If DeSantis’ primary problem was his personality, Haley’s problem is her policies. Her surge that the media was breathlessly reporting in the weeks leading up to the caucus turned out to be largely hyperbole. Haley claimed in her post-caucus speech that it was now a two-person race, which for someone who came in third is a rather bizarre claim to make.
What ended Haley’s highly touted “surge” in Iowa, and what will soon end her campaign altogether, is that more and more Republicans are coming to understand who she is and where she stands on key issues. She is entirely the creation of the rapidly diminishing cohort of NeverTrumpers and is financially backed by globalist Panda-huggers like the Koch brothers. She wants amnesty for illegals, is soft on China, and no further protections for the unborn. Not only is she not MAGA, she can’t really even pass for what used to be called a conservative Republican.
The last-ditch efforts by her campaign — assisted by Democrat strategists and Democrat funding — to get independents and even Democrats to vote across party lines in next week’s New Hampshire primary will not improve her prospects. Whatever small boost her vote totals receive from such trans-voters — as we might call them — collaborating with the opposition to sabotage Trump in this way reveals a total lack of principle.
Voters in her home state of South Carolina will take note, and her poll numbers there will collapse even further.

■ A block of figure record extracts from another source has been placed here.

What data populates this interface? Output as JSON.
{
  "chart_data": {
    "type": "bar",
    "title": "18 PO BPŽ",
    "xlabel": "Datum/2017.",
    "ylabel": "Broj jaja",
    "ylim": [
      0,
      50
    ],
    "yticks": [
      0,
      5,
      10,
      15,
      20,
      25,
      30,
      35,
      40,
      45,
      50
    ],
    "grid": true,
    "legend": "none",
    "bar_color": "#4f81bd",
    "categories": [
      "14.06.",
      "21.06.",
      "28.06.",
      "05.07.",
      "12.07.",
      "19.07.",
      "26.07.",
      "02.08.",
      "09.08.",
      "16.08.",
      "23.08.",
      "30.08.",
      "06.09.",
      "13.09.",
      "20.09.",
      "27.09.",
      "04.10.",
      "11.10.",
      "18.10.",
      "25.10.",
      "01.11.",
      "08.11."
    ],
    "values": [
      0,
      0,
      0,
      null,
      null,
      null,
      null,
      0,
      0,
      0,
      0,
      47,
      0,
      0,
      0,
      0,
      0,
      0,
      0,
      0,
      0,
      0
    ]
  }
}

On February 24, they will go to the polls and deliver a stunning victory for Trump and a decisive rebuke to the women who once served as their governor. Her campaign will end there, if it doesn’t end after New Hampshire.
Trump will be the Republican nominee. It will be the next chapter in the greatest comeback in American political history.
Steven W. Mosher is the president of the Population Research Institute.